His eponymously-titled debut, and to a lesser extent its follow up, 2003’s ‘Just Like Blood’ were critically acclaimed for their uncompromising and heart-wrenching beauty. McRae spun finely-weaved vignettes about the darker side of love and loss, proving himself in the process as one of the best lyricists of his ilk. Comparisons with Jeff Buckley weren’t hyperbolic; there were times, especially on tracks like ‘A+B Song’ and ‘You Cut Her Hair’ on his first record that he almost transcended the ‘Grace’ star. But it went sour very quickly. Commercial apathy, coupled with the rise of far-inferior artists like Dido and James Blunt seemed to force a career meltdown, his third album was an overly sentimental stab at the American middle market, with only flashes of the genius he possessed showing through.

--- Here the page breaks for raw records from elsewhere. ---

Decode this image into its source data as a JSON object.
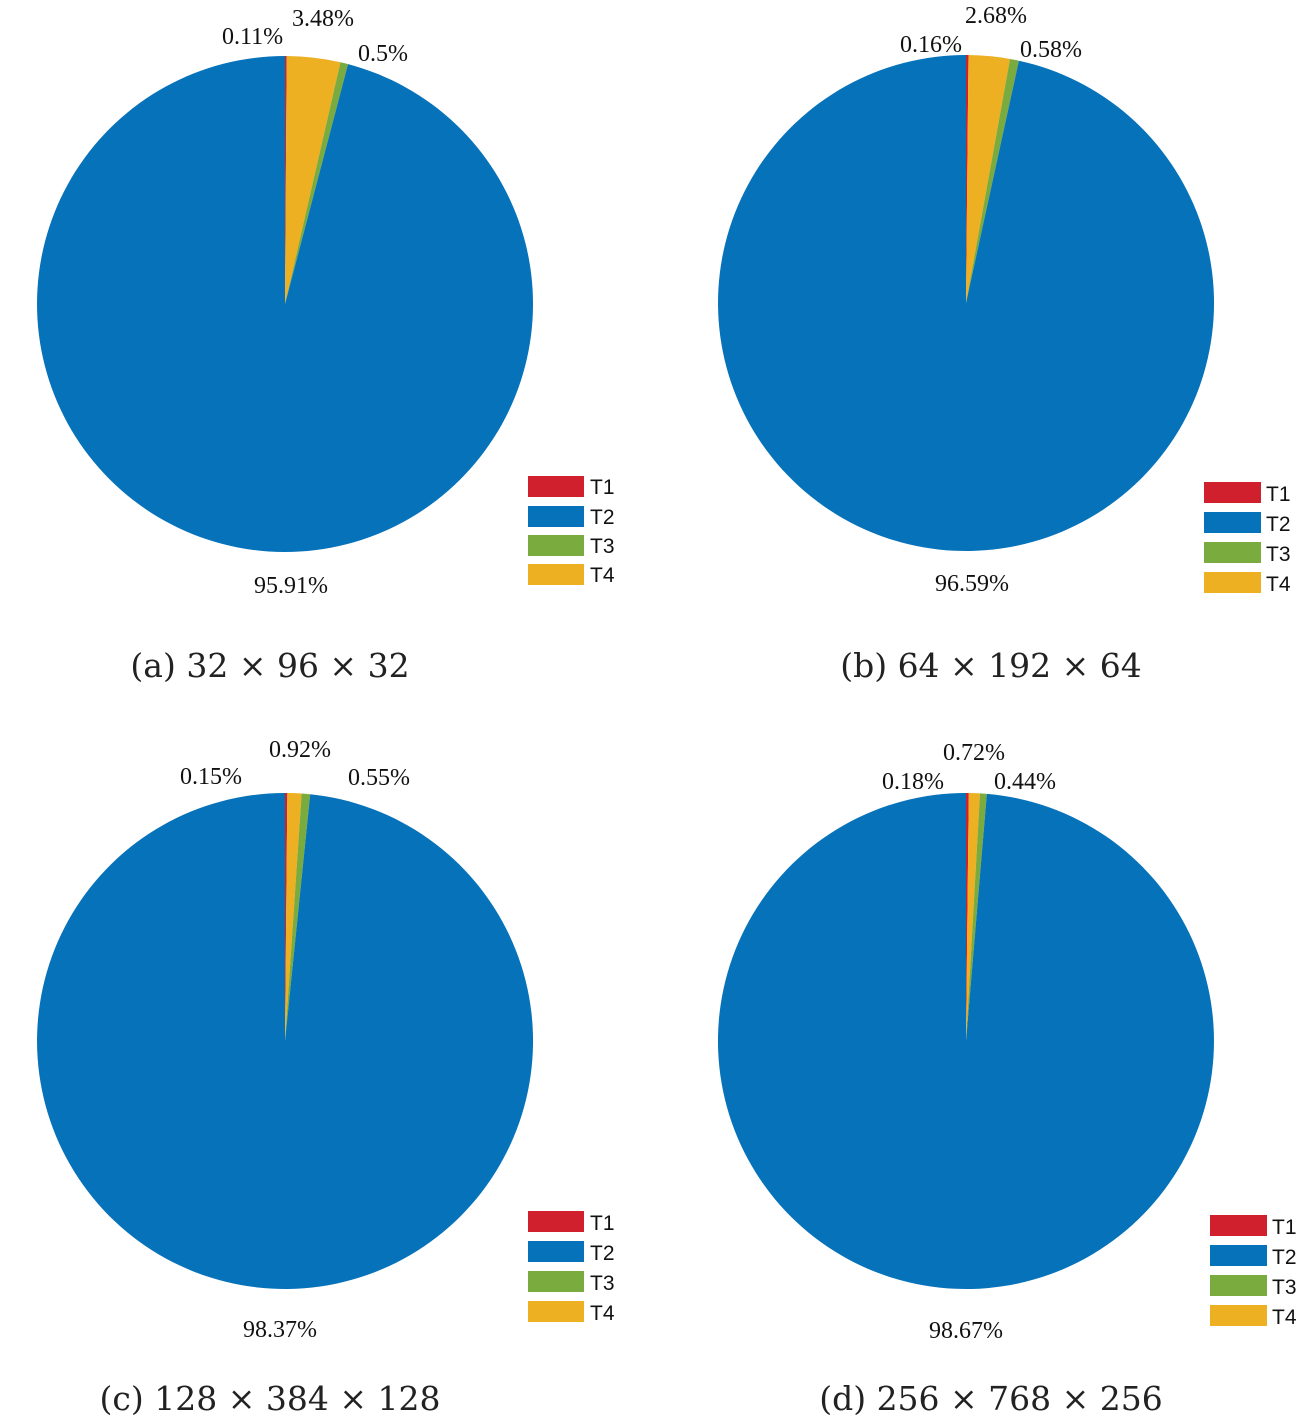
{
  "legend_labels": [
    "T1",
    "T2",
    "T3",
    "T4"
  ],
  "colors": {
    "T1": "#d0202e",
    "T2": "#0672ba",
    "T3": "#79ab3f",
    "T4": "#ecb022"
  },
  "chart_data": [
    {
      "type": "pie",
      "caption": "(a) 32 × 96 × 32",
      "labels": [
        "T1",
        "T2",
        "T3",
        "T4"
      ],
      "values": [
        0.11,
        95.91,
        0.5,
        3.48
      ],
      "value_labels": [
        "0.11%",
        "95.91%",
        "0.5%",
        "3.48%"
      ],
      "legend_position": "lower-right"
    },
    {
      "type": "pie",
      "caption": "(b) 64 × 192 × 64",
      "labels": [
        "T1",
        "T2",
        "T3",
        "T4"
      ],
      "values": [
        0.16,
        96.59,
        0.58,
        2.68
      ],
      "value_labels": [
        "0.16%",
        "96.59%",
        "0.58%",
        "2.68%"
      ],
      "legend_position": "lower-right"
    },
    {
      "type": "pie",
      "caption": "(c) 128 × 384 × 128",
      "labels": [
        "T1",
        "T2",
        "T3",
        "T4"
      ],
      "values": [
        0.15,
        98.37,
        0.55,
        0.92
      ],
      "value_labels": [
        "0.15%",
        "98.37%",
        "0.55%",
        "0.92%"
      ],
      "legend_position": "lower-right"
    },
    {
      "type": "pie",
      "caption": "(d) 256 × 768 × 256",
      "labels": [
        "T1",
        "T2",
        "T3",
        "T4"
      ],
      "values": [
        0.18,
        98.67,
        0.44,
        0.72
      ],
      "value_labels": [
        "0.18%",
        "98.67%",
        "0.44%",
        "0.72%"
      ],
      "legend_position": "lower-right"
    }
  ]
}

He was, in effect, selling his soul without a price. He raged consistently in live shows and on his blog about the unfairness of it all, but never quite translating this into an album worthy of his talents. In ‘King of Cards’ he may have it, but it is still short on the meaning and heart we had hoped for. Another marketing disaster, you will be lucky to have heard this had been released – it’s a disservice, because, as frustrating as Mcrae can be, this is still better than most of his peers on both sides of the Atlantic.